The broader trend of frontier model convergence — where open models like DeepSeek V3 and Qwen3 achieve within 3-5% of proprietary systems — favours the fine-tuning ecosystem by giving enterprises high-quality base models they can actually customise and own. One analyst’s thesis is that 2026 is the year fine-tuned small models become mainstream, as companies seek differentiation and margin in a world where switching frontier models no longer provides competitive advantage.


8. Conclusions and Key Due Diligence Questions

Section titled “8. Conclusions and Key Due Diligence Questions”

The enterprise LLM customisation market is real, growing, and increasingly important. However, it’s also a market where the ground is shifting fast — techniques commoditise, cloud providers expand, and frontier model improvements can erode use cases overnight.

For your due diligence, I’d focus on these questions:

  1. Where in the stack does the startup sit, and is that layer defensible? Raw fine-tuning infrastructure is commoditising. Data preparation, evaluation, RFT, distillation, and model operations are more defensible.

  2. Does the startup compete with cloud providers or complement them? Startups that integrate with AWS/Azure/GCP (like Snorkel does) are better positioned than those that try to replace them.
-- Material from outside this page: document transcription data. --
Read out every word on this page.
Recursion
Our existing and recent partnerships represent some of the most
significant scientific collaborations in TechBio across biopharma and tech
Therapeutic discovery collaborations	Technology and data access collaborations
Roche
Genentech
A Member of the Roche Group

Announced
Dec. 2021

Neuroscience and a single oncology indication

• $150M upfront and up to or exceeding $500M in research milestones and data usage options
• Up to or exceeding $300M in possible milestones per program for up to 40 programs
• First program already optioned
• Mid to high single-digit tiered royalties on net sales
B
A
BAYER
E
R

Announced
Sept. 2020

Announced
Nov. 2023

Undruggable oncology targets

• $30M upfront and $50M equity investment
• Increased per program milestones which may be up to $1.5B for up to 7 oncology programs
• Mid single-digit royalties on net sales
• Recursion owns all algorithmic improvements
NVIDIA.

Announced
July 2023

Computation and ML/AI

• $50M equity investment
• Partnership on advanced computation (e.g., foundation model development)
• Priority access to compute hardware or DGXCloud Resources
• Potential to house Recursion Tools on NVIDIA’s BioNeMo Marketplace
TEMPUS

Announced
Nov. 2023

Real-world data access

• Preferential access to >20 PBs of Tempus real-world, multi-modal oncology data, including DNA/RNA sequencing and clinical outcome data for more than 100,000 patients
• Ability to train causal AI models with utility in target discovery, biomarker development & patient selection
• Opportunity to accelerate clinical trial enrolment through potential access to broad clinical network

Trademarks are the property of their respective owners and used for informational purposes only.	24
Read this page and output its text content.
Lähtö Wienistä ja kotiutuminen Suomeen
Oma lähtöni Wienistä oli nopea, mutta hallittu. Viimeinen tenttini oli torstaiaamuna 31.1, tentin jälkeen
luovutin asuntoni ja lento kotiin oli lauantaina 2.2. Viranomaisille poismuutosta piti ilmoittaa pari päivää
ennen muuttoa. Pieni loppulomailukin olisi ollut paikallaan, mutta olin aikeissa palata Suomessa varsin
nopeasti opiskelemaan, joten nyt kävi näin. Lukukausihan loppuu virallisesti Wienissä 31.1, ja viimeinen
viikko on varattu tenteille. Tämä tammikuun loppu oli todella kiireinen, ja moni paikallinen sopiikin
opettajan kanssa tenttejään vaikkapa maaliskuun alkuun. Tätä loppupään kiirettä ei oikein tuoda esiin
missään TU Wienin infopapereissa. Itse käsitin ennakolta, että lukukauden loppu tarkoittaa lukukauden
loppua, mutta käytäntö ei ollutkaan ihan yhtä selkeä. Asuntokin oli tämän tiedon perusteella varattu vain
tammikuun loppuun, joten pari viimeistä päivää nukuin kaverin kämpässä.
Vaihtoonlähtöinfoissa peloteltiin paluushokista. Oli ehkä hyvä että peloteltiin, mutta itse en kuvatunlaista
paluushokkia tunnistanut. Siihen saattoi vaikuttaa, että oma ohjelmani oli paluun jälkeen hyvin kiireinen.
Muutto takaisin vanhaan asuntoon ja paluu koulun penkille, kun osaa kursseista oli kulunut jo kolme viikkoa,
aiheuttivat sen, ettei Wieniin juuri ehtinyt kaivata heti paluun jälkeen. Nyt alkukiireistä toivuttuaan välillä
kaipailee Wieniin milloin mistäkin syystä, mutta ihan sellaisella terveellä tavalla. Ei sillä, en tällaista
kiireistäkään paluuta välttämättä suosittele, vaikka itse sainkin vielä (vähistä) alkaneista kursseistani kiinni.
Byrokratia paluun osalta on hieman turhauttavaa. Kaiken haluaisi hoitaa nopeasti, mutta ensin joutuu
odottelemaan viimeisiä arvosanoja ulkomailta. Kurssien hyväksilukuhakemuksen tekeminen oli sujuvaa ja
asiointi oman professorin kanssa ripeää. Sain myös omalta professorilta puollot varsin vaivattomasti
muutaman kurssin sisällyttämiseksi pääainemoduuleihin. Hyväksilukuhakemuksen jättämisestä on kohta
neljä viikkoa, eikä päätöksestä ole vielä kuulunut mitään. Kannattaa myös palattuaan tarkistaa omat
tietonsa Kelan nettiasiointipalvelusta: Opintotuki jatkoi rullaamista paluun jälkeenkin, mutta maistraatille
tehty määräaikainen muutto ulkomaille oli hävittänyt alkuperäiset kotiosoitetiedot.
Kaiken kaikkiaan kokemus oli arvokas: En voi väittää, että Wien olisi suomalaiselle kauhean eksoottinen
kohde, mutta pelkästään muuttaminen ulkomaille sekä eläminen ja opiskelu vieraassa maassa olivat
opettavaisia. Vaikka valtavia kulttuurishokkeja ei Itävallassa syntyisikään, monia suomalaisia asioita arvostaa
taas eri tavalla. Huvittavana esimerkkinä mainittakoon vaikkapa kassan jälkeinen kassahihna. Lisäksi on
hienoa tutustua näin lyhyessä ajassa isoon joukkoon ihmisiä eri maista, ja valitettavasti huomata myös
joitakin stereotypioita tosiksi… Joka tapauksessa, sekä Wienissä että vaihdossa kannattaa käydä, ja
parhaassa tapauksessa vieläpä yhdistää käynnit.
  3. What’s the re-platforming story? When a new base model drops, how quickly and cheaply can customers re-fine-tune? Startups that make the treadmill manageable turn a risk into a retention mechanism.

  4. Is the value proposition durable against frontier model improvements? If the startup’s core pitch is “make models know your domain better,” that’s vulnerable. If it’s “make models cheaper, faster, more consistent, and compliant for your specific deployment,” that’s more durable.

  5. What’s the go-to-market? Horizontal platforms face brutal competition. Vertical-specific or workflow-specific plays can build defensible positions.

  6. What does the exit landscape look like? Predibase’s acquisition by Rubrik suggests strategic acquirers may be the primary exit path. Is the startup building technology that a larger platform company would want to own?

  7. How does the team think about the RAG/fine-tuning convergence? The best companies in this space understand that the future is hybrid systems — fine-tuning for behaviour, RAG for knowledge, agents for orchestration — not any single technique in isolation.

The bottom line: there is a real and growing market here, but the winning position is likely in the operational layer (making fine-tuning and model customisation reliable, fast, and repeatable at enterprise scale) rather than in the raw technique layer (which is commoditising). Startups that combine technical depth with strong vertical positioning and cloud provider integration have the best risk/reward profile.